Lean Six Sigma Green Belt offers real results in lean times

Since 2002, the McGill-sponsored Lean Six Sigma program has offered an unmatched set of skills for transforming the processes that drive business forward.

Participants in the Lean Six Sigma Green Belt program come from a wide diversity of backgrounds, but they share the same desire to solve complex problems in their departments, companies, and industries.

In 2002, McGill became the first university in Canada to offer the Green Belt program through the Program for Operations Excellence at the Desautels Faculty of Management. Alex Boussetta, a Certified Six Sigma Master Black Belt who has taught the program for more than 25 years across Canada, has witnessed the determination that drives participants to his classroom. “Many of our students are motivated by the desire to reach the next level of management, while others are managers who have realized that they need to do more today than they did yesterday,” he reflects.

In many cases, that desire to do more for a company or a cause clashes with a sobering financial reality, particularly in the age of COVID-19. “Without funding for additional staff and resources, managers need to do more with less,” explains Boussetta. “They need to gain the right management tools to help their department meet new challenges. That’s where the principles of Lean Six Sigma come in.”

Building a foundation for improvement

Introduced by an engineer at Motorola in 1986, the Six Sigma methodology has become the gold standard of training for continuous improvement and project management across sectors, from management and operations to engineering and product development. Over the course of the three-day Lean Six Sigma Green Belt program, data-driven tools and team-based decision making exercises complement the rigorous Six Sigma methodology to help participants improve quality of operations while cutting down on time, money, and waste. An optional fourth day session provides specific training related to Lean Enterprise goals, values, and tools to round out the Lean Six Sigma Green Belt certification.

Yang Ding, the Director of Engineering at Chameleon Innovations, a Quebec-based manufacturing firm, enrolled in the Lean Six Sigma Green Belt program in 2014 at the urging of the owner of the company. “I had just been promoted to lead my department,” remembers Ding. “At first, I was putting in long hours to put out fires, both technical and interpersonal. I acknowledged that my technical background didn’t give me the tools I needed to lead a team and solve the quality-related issues I had been tasked to solve.”
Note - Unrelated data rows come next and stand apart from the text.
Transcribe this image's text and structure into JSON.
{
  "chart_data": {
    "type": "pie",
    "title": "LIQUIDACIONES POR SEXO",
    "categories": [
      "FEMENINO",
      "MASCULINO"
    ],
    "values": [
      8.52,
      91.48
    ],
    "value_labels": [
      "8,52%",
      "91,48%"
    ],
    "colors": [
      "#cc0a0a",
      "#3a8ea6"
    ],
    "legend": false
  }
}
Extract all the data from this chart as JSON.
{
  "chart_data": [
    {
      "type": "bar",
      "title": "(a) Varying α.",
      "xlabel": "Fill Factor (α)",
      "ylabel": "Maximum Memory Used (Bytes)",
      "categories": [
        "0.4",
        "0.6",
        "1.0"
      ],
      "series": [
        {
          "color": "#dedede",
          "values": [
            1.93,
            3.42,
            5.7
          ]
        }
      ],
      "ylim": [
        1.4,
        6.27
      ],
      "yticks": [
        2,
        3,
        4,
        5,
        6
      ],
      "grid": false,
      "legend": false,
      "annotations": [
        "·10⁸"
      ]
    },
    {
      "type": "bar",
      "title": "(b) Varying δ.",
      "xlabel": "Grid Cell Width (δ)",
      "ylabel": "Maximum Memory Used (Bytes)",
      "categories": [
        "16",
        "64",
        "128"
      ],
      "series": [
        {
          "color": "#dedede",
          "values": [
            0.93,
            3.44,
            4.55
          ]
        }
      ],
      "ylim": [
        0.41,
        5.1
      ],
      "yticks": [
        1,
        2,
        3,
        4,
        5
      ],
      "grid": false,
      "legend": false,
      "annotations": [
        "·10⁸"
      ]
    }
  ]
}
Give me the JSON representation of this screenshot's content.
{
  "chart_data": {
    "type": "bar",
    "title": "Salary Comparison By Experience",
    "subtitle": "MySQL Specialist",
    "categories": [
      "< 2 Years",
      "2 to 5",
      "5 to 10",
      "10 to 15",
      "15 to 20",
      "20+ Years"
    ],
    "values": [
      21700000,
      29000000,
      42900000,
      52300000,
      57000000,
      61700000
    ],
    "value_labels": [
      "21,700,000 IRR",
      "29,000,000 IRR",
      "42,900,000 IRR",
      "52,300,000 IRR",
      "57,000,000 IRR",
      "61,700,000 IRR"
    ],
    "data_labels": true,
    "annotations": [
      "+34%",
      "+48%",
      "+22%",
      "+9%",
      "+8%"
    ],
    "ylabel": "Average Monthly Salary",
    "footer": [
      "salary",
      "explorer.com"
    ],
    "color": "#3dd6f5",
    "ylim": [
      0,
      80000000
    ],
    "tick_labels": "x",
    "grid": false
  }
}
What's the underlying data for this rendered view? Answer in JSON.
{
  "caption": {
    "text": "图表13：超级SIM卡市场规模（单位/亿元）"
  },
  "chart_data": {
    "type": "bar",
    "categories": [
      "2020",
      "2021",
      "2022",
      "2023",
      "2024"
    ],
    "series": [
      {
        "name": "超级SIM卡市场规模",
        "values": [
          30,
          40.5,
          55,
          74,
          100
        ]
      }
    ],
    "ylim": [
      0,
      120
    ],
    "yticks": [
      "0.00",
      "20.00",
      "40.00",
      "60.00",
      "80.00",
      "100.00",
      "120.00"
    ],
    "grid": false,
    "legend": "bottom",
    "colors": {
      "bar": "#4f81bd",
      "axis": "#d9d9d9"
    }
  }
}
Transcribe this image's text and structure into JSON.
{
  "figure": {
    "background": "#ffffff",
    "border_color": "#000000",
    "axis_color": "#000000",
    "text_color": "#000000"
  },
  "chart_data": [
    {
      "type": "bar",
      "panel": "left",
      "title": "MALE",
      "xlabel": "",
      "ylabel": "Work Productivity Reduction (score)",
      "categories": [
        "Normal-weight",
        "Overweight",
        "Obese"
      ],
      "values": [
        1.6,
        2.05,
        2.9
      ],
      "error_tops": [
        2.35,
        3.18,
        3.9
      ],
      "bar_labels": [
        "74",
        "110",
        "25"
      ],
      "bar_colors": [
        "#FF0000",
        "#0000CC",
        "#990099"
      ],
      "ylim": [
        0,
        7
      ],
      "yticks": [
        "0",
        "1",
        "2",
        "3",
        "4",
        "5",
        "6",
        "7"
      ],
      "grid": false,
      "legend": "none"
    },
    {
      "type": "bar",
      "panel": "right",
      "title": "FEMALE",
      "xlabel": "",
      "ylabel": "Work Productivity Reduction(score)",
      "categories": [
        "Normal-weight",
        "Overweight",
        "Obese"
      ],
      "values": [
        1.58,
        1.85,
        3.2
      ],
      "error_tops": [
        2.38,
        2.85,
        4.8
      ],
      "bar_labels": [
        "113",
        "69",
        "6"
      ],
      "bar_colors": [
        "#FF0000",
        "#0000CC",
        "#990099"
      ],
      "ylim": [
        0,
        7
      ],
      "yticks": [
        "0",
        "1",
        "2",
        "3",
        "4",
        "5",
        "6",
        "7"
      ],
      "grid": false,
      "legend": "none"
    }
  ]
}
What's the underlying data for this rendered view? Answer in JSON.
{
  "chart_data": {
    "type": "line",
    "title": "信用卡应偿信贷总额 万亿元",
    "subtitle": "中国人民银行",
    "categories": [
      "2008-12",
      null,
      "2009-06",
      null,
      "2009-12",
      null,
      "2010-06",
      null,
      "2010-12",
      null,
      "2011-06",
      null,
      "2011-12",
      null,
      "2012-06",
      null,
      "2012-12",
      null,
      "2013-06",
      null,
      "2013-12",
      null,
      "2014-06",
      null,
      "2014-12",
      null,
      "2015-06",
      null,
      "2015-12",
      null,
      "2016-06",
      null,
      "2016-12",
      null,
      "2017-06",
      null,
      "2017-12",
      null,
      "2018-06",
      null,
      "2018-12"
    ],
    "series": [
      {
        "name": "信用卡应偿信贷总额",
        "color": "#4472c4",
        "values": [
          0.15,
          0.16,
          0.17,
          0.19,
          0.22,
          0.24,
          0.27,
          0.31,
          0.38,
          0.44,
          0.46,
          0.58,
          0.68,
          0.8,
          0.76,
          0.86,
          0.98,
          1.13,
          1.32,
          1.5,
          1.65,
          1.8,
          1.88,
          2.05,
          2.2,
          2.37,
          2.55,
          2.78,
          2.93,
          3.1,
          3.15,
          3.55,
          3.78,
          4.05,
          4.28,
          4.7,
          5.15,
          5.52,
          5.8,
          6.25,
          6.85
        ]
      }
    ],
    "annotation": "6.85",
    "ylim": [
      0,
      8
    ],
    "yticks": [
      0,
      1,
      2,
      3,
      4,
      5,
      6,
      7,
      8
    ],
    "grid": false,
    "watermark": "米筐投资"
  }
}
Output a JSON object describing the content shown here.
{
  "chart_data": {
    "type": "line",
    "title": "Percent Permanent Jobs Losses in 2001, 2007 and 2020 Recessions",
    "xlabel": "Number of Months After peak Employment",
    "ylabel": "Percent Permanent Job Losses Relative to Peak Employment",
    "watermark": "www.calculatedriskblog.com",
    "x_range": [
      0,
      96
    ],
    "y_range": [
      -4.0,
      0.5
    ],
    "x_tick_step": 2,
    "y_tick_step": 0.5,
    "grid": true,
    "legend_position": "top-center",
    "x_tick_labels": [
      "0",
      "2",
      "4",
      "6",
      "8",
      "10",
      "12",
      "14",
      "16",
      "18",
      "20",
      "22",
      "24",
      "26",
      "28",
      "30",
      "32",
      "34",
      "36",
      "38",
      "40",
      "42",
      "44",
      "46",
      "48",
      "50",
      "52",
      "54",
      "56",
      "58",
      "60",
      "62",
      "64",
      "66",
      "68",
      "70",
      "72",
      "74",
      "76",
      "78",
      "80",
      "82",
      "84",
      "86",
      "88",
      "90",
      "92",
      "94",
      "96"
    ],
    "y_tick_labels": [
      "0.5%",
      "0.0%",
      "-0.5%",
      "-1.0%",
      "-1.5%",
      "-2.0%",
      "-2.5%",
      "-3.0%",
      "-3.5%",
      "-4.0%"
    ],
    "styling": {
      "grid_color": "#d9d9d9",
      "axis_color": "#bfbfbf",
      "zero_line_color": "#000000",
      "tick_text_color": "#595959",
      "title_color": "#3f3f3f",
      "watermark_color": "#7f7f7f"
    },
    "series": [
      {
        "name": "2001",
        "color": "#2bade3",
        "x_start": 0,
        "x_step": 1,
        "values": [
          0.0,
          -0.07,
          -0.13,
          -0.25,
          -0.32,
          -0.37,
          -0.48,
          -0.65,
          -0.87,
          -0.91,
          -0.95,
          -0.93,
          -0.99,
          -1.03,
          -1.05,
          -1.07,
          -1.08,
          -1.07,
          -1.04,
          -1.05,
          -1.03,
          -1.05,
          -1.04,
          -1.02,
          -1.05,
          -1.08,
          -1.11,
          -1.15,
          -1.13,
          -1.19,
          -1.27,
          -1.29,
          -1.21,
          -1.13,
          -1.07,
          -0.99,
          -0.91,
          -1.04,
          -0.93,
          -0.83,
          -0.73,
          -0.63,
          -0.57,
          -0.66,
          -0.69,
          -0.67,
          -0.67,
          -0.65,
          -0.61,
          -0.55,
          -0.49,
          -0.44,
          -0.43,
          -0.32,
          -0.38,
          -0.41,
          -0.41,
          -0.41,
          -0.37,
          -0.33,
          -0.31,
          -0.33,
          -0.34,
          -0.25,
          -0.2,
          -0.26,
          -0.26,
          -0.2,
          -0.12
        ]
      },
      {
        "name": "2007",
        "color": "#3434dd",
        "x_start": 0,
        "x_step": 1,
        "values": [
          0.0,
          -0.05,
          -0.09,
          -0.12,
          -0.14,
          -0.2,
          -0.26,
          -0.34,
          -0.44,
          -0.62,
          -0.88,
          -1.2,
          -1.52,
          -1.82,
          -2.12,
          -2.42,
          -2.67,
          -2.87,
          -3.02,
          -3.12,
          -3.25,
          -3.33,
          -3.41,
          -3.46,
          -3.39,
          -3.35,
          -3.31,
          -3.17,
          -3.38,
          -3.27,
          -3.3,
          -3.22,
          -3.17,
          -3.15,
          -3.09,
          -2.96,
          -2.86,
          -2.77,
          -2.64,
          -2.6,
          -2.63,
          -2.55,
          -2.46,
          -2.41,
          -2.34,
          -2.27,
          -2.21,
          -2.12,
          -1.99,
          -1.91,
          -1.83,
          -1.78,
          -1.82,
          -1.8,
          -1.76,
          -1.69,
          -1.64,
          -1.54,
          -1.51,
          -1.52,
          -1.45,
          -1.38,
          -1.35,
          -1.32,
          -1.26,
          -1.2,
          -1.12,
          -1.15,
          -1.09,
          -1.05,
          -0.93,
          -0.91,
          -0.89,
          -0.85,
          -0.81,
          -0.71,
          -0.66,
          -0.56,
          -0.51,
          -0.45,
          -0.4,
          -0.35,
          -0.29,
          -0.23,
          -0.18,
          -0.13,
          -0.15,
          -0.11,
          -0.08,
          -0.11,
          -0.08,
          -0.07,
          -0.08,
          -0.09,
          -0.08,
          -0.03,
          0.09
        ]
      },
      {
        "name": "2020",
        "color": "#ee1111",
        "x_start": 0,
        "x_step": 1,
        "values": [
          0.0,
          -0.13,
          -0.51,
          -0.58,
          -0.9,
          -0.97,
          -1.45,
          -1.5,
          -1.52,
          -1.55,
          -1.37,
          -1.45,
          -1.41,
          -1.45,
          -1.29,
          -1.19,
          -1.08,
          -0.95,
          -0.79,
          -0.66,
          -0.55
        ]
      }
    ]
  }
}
On his first day of class, Ding was skeptical that the Green Belt program would provide the value he was looking for. “I was there primarily to focus on quality control, but the material seemed more broad,” he remembers. “Over the next three days, I realized that quality fits within a larger context that Lean and Six Sigma methodologies address. In the end, the program exceeded my expectations.”

Ding returned to his role with an enhanced ability to identify and solve quality-related issues at his company. “I gained the tools to frame data as a key performance indicator (KPI) and communicate that data effectively to other people,” he explains. “I was able to do more than put out fires. I could identify the source of those fires and lead a more stable, effective team.”

Though Ding found the Green Belt program particularly useful in his industry, he recognizes its value for a wider audience. “Whatever their industry, the Green Belt is the way to go for someone who wants to improve on team performance,” he affirms. Like many of his classmates, Ding was so encouraged by the progress he had made that he continued on to earn a Lean Six Sigma Black Belt certification.

Tracking the impact

After more than 25 years of teaching the Lean Six Sigma Green Belt program, Boussetta can point to dozens of participants with similar stories of success. “I hear frequently from participants who reduced their costs because of the efficiencies they identified,” he shares. One of his former students, a manager at a beverage manufacturing company, helped reduce the cost of one of their company’s production lines by 30 percent. Another group of students who work in administration at a children’s hospital used their training to reduce the waiting time in their emergency room from five hours to 90 minutes. “I always encourage them to use their wits, not their wallets, and they deliver,” says Boussetta.

As the COVID-19 pandemic challenge employees to maximize their budgets, major Canadian companies continue to send their employees to earn Lean Six Sigma Green Belt and Black Belt certifications. "The Lean Six Sigma Green Belt is a good place to start before continuing on to the Lean Six Sigma Black Belt program, which gives senior managers the tools to cultivate a leaner, more productive environment,” Bousetta concludes. “In these times, everyone has to become more agile to remain profitable.”